The oil and gas company Shell recorded a 46% drop in net earnings in the first quarter to hit $2.9 Billion. This massive decline has forced the oil multinational to cut dividend payout to its shareholders for the first time since World War Two.
Shell Directors attribute this fall in net earnings to the collapse in global oil demand due to the coronavirus pandemic. The energy giant also suspended the next tranche of its share buyback program.
Shell Chief Executive Ben van Beurden warned of “continued deterioration in the macroeconomic outlook”.
He said Shell was taking “further prudent steps to bolster our resilience” and “underpin the strength of our balance sheet”.

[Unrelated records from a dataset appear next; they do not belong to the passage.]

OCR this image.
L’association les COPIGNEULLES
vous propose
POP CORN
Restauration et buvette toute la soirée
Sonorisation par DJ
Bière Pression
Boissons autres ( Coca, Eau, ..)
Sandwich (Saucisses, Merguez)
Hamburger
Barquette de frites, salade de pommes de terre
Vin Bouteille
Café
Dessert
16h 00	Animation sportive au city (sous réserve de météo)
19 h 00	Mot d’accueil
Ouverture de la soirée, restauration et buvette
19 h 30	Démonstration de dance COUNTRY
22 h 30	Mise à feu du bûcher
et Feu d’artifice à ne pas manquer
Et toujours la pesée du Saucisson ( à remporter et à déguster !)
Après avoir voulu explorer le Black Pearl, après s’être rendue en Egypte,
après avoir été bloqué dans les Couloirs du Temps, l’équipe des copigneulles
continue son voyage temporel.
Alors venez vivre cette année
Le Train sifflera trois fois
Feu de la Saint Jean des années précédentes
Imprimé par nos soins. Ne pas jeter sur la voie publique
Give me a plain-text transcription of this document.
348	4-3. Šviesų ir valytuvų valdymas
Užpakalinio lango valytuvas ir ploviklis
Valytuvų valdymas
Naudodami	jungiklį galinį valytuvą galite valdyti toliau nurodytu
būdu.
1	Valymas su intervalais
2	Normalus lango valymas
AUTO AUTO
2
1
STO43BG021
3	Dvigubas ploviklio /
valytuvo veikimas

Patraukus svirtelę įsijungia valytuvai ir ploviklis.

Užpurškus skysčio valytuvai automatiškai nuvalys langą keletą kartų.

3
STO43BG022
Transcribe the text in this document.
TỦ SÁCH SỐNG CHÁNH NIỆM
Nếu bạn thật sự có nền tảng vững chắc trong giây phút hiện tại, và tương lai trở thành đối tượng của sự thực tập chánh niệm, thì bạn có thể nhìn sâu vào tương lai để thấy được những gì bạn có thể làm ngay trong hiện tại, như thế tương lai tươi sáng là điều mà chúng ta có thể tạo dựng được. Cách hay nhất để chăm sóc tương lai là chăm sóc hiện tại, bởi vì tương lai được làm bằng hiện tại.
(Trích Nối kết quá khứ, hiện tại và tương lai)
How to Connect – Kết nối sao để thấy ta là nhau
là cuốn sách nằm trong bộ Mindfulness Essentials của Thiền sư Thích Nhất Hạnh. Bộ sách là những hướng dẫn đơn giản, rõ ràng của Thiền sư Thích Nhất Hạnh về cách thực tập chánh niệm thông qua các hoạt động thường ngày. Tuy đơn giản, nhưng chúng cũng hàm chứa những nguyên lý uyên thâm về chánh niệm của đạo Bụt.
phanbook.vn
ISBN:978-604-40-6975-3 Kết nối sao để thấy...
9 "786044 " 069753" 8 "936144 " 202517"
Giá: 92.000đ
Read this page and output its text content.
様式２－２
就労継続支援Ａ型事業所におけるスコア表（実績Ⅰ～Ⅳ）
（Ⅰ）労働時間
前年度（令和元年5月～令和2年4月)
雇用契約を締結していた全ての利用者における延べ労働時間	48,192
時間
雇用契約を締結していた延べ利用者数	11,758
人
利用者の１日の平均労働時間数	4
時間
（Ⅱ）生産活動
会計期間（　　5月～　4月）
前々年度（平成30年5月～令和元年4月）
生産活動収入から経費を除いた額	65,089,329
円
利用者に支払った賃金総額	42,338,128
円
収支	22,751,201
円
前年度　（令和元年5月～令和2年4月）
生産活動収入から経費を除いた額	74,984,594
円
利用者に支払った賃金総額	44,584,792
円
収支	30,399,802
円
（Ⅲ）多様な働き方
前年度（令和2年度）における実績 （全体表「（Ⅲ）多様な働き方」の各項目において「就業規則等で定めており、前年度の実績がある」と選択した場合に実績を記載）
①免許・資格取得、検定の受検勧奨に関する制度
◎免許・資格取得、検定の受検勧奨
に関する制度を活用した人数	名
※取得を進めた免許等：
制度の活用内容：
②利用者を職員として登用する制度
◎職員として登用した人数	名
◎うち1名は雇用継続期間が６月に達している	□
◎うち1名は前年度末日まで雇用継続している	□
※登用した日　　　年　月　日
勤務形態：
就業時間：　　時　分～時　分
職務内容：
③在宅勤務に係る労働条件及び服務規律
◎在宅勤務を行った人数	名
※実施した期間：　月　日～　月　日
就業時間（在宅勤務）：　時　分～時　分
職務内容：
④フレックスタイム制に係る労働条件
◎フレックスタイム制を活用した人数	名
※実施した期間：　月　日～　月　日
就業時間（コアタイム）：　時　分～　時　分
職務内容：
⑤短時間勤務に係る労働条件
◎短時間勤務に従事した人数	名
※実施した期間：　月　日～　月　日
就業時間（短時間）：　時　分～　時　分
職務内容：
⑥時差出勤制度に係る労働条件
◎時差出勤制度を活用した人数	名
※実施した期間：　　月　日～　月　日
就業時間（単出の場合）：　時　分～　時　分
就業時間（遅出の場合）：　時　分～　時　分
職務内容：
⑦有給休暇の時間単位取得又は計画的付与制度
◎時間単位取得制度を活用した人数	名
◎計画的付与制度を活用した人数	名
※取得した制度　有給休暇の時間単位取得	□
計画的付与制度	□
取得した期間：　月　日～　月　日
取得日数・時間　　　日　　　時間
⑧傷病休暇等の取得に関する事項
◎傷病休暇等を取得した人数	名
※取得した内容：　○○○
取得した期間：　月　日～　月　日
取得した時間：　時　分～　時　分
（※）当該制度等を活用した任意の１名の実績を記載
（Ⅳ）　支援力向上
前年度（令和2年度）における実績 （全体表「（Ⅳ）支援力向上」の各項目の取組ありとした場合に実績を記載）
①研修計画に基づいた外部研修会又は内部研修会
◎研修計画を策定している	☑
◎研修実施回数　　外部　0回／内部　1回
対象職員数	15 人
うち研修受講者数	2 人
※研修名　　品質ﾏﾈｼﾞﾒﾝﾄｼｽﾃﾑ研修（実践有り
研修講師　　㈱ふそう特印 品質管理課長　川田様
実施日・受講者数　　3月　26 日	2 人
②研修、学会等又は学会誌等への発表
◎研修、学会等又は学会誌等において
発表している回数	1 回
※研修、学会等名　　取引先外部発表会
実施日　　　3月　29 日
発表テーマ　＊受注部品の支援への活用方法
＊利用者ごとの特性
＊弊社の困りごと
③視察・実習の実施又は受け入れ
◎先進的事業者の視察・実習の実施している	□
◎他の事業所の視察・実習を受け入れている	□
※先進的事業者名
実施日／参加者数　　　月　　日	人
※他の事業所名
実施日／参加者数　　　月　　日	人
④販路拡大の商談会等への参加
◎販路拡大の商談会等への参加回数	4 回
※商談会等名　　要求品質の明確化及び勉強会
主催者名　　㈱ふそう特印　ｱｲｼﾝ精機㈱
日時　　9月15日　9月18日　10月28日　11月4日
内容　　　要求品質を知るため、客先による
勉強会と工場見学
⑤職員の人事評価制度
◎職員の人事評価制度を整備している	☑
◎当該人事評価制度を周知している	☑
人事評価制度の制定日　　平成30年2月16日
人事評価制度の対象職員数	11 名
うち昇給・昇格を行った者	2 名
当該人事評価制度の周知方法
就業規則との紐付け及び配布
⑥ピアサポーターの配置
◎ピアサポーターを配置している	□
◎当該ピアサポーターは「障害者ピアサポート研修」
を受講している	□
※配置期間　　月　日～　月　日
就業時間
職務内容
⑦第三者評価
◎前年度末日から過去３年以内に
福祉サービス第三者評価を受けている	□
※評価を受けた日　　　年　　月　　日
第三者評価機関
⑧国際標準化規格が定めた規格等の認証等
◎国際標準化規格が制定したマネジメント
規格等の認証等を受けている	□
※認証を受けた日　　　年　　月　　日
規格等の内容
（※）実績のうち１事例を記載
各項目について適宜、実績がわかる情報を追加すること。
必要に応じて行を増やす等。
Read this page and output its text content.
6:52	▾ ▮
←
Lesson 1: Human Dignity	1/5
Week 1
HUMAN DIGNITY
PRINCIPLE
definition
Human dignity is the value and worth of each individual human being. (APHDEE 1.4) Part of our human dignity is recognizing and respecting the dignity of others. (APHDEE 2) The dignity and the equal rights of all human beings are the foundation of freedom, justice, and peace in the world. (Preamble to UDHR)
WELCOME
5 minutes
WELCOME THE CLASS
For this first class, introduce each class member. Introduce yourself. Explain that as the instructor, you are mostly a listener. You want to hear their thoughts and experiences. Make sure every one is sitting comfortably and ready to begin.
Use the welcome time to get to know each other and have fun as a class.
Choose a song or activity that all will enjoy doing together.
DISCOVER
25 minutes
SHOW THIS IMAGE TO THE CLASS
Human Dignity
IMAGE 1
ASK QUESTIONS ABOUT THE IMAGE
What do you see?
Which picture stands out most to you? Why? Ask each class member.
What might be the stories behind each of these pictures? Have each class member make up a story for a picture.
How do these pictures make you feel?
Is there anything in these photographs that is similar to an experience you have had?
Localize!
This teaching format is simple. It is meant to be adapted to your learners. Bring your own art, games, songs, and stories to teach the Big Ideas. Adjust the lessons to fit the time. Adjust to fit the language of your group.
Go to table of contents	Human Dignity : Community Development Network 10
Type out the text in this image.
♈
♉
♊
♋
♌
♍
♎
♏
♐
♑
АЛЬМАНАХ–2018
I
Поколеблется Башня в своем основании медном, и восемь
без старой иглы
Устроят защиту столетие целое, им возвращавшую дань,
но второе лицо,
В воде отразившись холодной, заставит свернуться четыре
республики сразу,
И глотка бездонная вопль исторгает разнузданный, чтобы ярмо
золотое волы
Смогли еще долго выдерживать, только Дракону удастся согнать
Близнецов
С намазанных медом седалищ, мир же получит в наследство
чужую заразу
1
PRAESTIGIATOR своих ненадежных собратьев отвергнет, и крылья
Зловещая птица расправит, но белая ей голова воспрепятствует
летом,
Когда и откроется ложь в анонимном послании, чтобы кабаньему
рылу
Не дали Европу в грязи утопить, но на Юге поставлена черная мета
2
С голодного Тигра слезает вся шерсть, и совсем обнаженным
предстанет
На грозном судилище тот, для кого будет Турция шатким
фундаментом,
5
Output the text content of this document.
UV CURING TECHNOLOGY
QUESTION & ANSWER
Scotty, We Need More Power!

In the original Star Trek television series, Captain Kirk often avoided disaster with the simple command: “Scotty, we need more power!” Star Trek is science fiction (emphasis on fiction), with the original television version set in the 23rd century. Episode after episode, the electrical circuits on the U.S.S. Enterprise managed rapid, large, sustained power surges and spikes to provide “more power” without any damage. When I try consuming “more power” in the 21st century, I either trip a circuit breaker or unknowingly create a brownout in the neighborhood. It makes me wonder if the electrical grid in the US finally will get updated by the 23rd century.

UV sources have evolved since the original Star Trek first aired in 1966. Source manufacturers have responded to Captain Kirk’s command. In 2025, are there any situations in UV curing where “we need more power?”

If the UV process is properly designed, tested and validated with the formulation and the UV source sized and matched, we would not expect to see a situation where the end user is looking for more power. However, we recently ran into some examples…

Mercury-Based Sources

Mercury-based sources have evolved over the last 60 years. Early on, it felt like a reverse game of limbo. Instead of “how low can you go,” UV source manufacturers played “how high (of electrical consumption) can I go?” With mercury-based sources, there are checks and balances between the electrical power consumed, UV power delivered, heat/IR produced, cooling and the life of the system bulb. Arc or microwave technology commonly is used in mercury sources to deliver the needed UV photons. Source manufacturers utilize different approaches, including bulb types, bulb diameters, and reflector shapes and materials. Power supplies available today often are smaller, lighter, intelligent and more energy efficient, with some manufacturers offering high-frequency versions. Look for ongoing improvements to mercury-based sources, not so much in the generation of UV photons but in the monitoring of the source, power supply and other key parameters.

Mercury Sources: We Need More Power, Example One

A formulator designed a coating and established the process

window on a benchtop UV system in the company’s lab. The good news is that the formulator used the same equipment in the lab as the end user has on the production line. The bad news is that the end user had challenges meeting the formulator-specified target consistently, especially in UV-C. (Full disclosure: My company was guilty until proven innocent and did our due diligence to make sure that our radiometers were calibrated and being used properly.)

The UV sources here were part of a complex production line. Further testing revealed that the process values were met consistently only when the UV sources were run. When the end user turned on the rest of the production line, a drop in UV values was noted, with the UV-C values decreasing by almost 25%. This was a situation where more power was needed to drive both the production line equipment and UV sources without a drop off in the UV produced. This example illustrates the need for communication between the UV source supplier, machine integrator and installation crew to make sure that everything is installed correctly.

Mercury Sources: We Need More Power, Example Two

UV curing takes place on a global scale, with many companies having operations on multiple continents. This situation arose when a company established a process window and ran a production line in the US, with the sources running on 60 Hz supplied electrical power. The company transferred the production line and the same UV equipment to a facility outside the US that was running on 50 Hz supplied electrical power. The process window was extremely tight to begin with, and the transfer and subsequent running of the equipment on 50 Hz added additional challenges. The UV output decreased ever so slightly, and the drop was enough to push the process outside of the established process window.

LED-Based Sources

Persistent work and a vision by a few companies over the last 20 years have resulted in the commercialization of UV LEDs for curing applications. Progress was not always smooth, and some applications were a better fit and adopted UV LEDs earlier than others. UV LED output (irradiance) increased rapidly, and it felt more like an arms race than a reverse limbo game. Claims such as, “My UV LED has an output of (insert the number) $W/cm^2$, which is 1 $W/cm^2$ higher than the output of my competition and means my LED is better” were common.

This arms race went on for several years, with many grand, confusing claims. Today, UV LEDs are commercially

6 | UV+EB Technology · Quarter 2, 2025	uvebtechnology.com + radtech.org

Global demand for oil has all but dried up as lockdowns across the world have kept people inside.
Shell said it had cut activity at its refining business by up to 40% in response to the sharp fall in demand for oil.
Shell’s debt has piled up from $1 billion in 2005 to $ 73 billion today. During that same period, it paid out $153 billion in dividends and spent $48 billion buying back its own shares.
The British oil company is shifting focus from oil and gas and into environmentally-conscious ventures.
Russ Mould, investment director at AJ Bell, said: “Shell’s decision to reduce its dividend is devastating to investors across the country, as so many people own its shares directly or through their pension as an important source of income.”
More than 300 companies on the UK stock market have this year said they won’t be paying dividends for the time being or paying a much lower level than before.